Ministério Público se manifesta pela improcedência de ação contra Amazan, Aninha e Dormiro

O promotor eleitoral Edgard Jurema de Medeiros manifestou-se pela improcedência de uma ação de investigação eleitoral contra o prefeito reeleito José Amazan Silva, sua vice Aninha de Ozires e o candidato a vereador Dormiro Geraldo de Medeiros Filho, em razão de suposto abuso de poder político e econômico.

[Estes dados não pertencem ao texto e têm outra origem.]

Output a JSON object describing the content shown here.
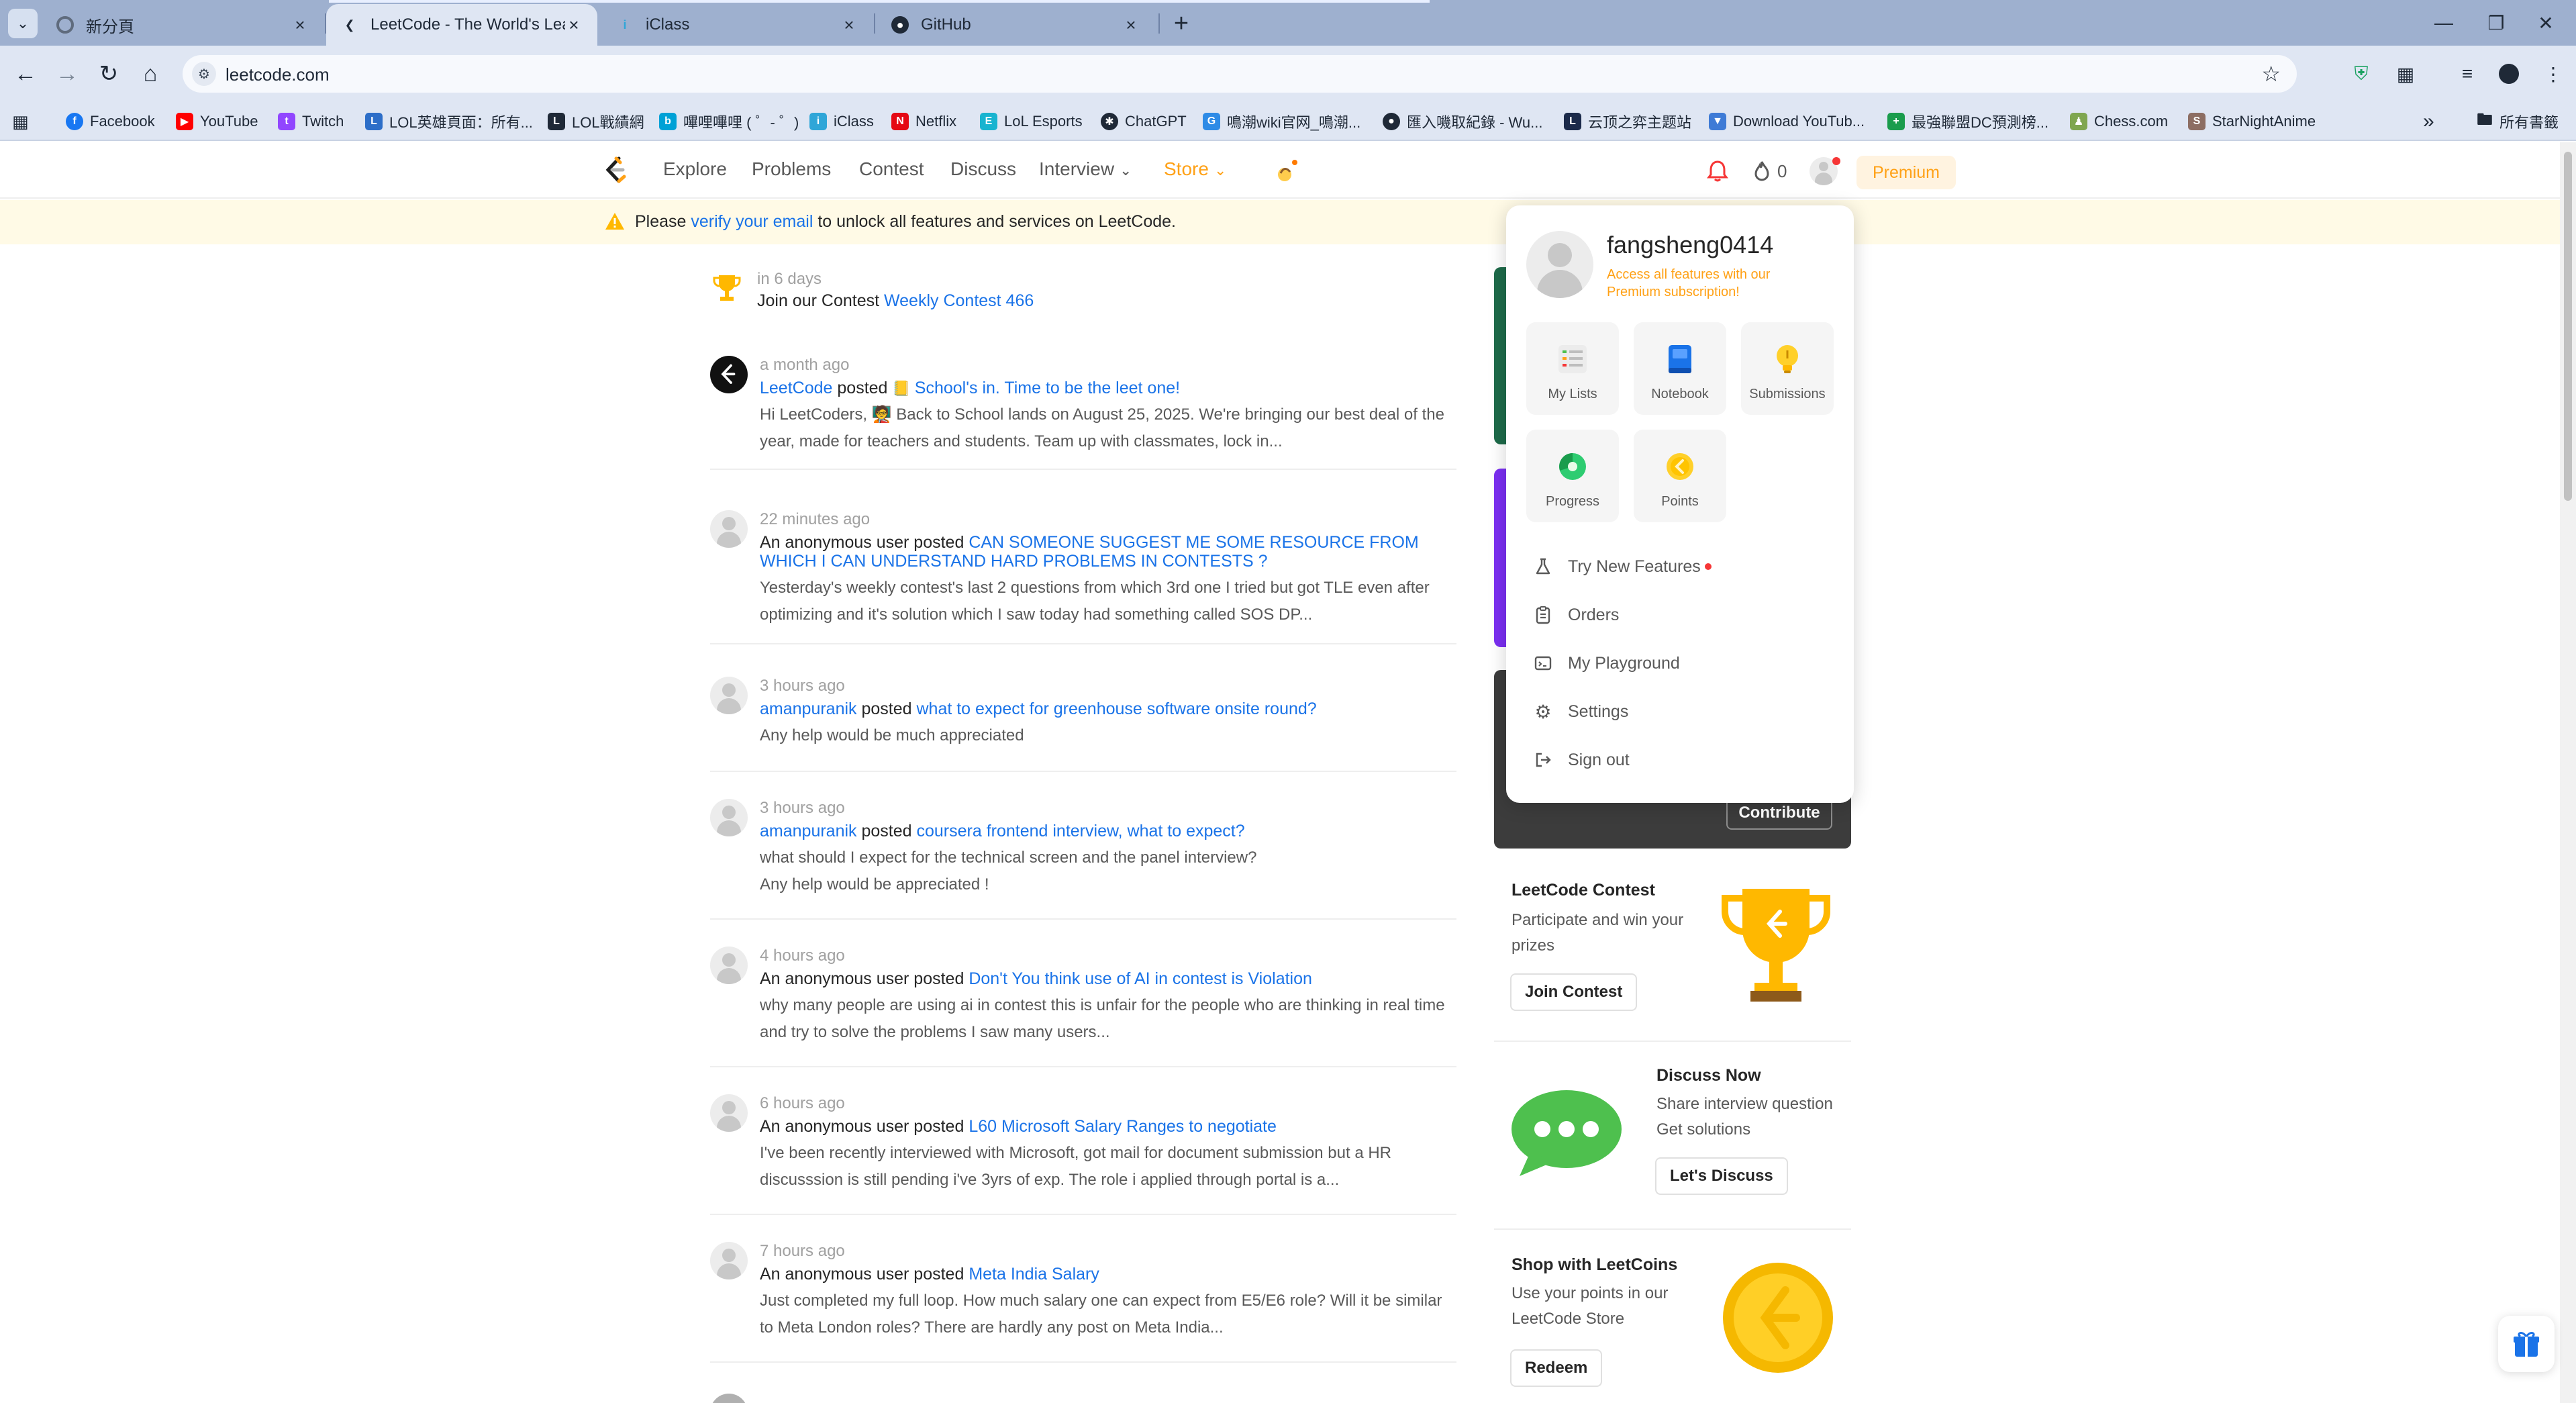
{
  "browser": {
    "tabs": [
      {
        "title": "新分頁"
      },
      {
        "title": "LeetCode - The World's Leadi"
      },
      {
        "title": "iClass"
      },
      {
        "title": "GitHub"
      }
    ],
    "url": "leetcode.com",
    "bookmarks": [
      {
        "label": "Facebook"
      },
      {
        "label": "YouTube"
      },
      {
        "label": "Twitch"
      },
      {
        "label": "LOL英雄頁面：所有..."
      },
      {
        "label": "LOL戰績網"
      },
      {
        "label": "嗶哩嗶哩 ( ゜- ゜)"
      },
      {
        "label": "iClass"
      },
      {
        "label": "Netflix"
      },
      {
        "label": "LoL Esports"
      },
      {
        "label": "ChatGPT"
      },
      {
        "label": "鳴潮wiki官网_鳴潮..."
      },
      {
        "label": "匯入嘰取紀錄 - Wu..."
      },
      {
        "label": "云顶之弈主题站"
      },
      {
        "label": "Download YouTub..."
      },
      {
        "label": "最強聯盟DC預測榜..."
      },
      {
        "label": "Chess.com"
      },
      {
        "label": "StarNightAnime"
      }
    ],
    "bookmarks_more": "»",
    "all_bookmarks": "所有書籤",
    "accent": "#9eb0cf"
  },
  "nav": {
    "items": [
      "Explore",
      "Problems",
      "Contest",
      "Discuss",
      "Interview",
      "Store"
    ],
    "streak": "0",
    "premium": "Premium",
    "brand_color": "#ffa116"
  },
  "banner": {
    "before": "Please ",
    "link": "verify your email",
    "after": " to unlock all features and services on LeetCode."
  },
  "contest_notice": {
    "time": "in 6 days",
    "text": "Join our Contest ",
    "link": "Weekly Contest 466"
  },
  "feed": [
    {
      "time": "a month ago",
      "author": "LeetCode",
      "verb": " posted ",
      "title": "School's in. Time to be the leet one!",
      "body": "Hi LeetCoders, 🧑‍🏫 Back to School lands on August 25, 2025. We're bringing our best deal of the year, made for teachers and students. Team up with classmates, lock in..."
    },
    {
      "time": "22 minutes ago",
      "author": "An anonymous user",
      "verb": " posted ",
      "title": "CAN SOMEONE SUGGEST ME SOME RESOURCE FROM WHICH I CAN UNDERSTAND HARD PROBLEMS IN CONTESTS ?",
      "body": "Yesterday's weekly contest's last 2 questions from which 3rd one I tried but got TLE even after optimizing and it's solution which I saw today had something called SOS DP..."
    },
    {
      "time": "3 hours ago",
      "author": "amanpuranik",
      "verb": " posted ",
      "title": "what to expect for greenhouse software onsite round?",
      "body": "Any help would be much appreciated"
    },
    {
      "time": "3 hours ago",
      "author": "amanpuranik",
      "verb": " posted ",
      "title": "coursera frontend interview, what to expect?",
      "body": "what should I expect for the technical screen and the panel interview?\nAny help would be appreciated !"
    },
    {
      "time": "4 hours ago",
      "author": "An anonymous user",
      "verb": " posted ",
      "title": "Don't You think use of AI in contest is Violation",
      "body": "why many people are using ai in contest this is unfair for the people who are thinking in real time and try to solve the problems I saw many users..."
    },
    {
      "time": "6 hours ago",
      "author": "An anonymous user",
      "verb": " posted ",
      "title": "L60 Microsoft Salary Ranges to negotiate",
      "body": "I've been recently interviewed with Microsoft, got mail for document submission but a HR discusssion is still pending i've 3yrs of exp. The role i applied through portal is a..."
    },
    {
      "time": "7 hours ago",
      "author": "An anonymous user",
      "verb": " posted ",
      "title": "Meta India Salary",
      "body": "Just completed my full loop. How much salary one can expect from E5/E6 role? Will it be similar to Meta London roles? There are hardly any post on Meta India..."
    }
  ],
  "side": {
    "contribute": "Contribute",
    "contest": {
      "title": "LeetCode Contest",
      "text": "Participate and win your prizes",
      "button": "Join Contest"
    },
    "discuss": {
      "title": "Discuss Now",
      "text": "Share interview question Get solutions",
      "button": "Let's Discuss"
    },
    "shop": {
      "title": "Shop with LeetCoins",
      "text": "Use your points in our LeetCode Store",
      "button": "Redeem"
    }
  },
  "dropdown": {
    "username": "fangsheng0414",
    "subtitle": "Access all features with our Premium subscription!",
    "tiles": [
      {
        "label": "My Lists",
        "icon": "list-icon"
      },
      {
        "label": "Notebook",
        "icon": "notebook-icon"
      },
      {
        "label": "Submissions",
        "icon": "lightbulb-icon"
      },
      {
        "label": "Progress",
        "icon": "progress-icon"
      },
      {
        "label": "Points",
        "icon": "coin-icon"
      }
    ],
    "menu": [
      {
        "label": "Try New Features",
        "icon": "flask-icon"
      },
      {
        "label": "Orders",
        "icon": "clipboard-icon"
      },
      {
        "label": "My Playground",
        "icon": "playground-icon"
      },
      {
        "label": "Settings",
        "icon": "gear-icon"
      },
      {
        "label": "Sign out",
        "icon": "sign-out-icon"
      }
    ]
  }
}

A denúncia feita por Talita Rodrigues de Moura e Iron Lucas de Oliveira Júnior narra que, por volta do início de setembro de 2020, o investigado José Amazan Silva, na qualidade de Prefeito de Jardim do Seridó/RN e o vereador e candidato a reeleição Dormiro Geraldo de Medeiros Filho prometeram para Associação da Comunidade Vila Catururé cerca de arame para obra local, no intuito de conquistar votos a seu favor.

Segundo a coligação, o objetivo do investigado foi conseguir votos com o fornecimento do material, o que foi feito por intermédio do Sr. Dormiro Geraldo. A petição inicial foi instruída com degravações de falas no aplicativo whatsapp, atribuídas ao Sr. Dormiro e fotografias do local onde seria construída a cerca com o arame doado.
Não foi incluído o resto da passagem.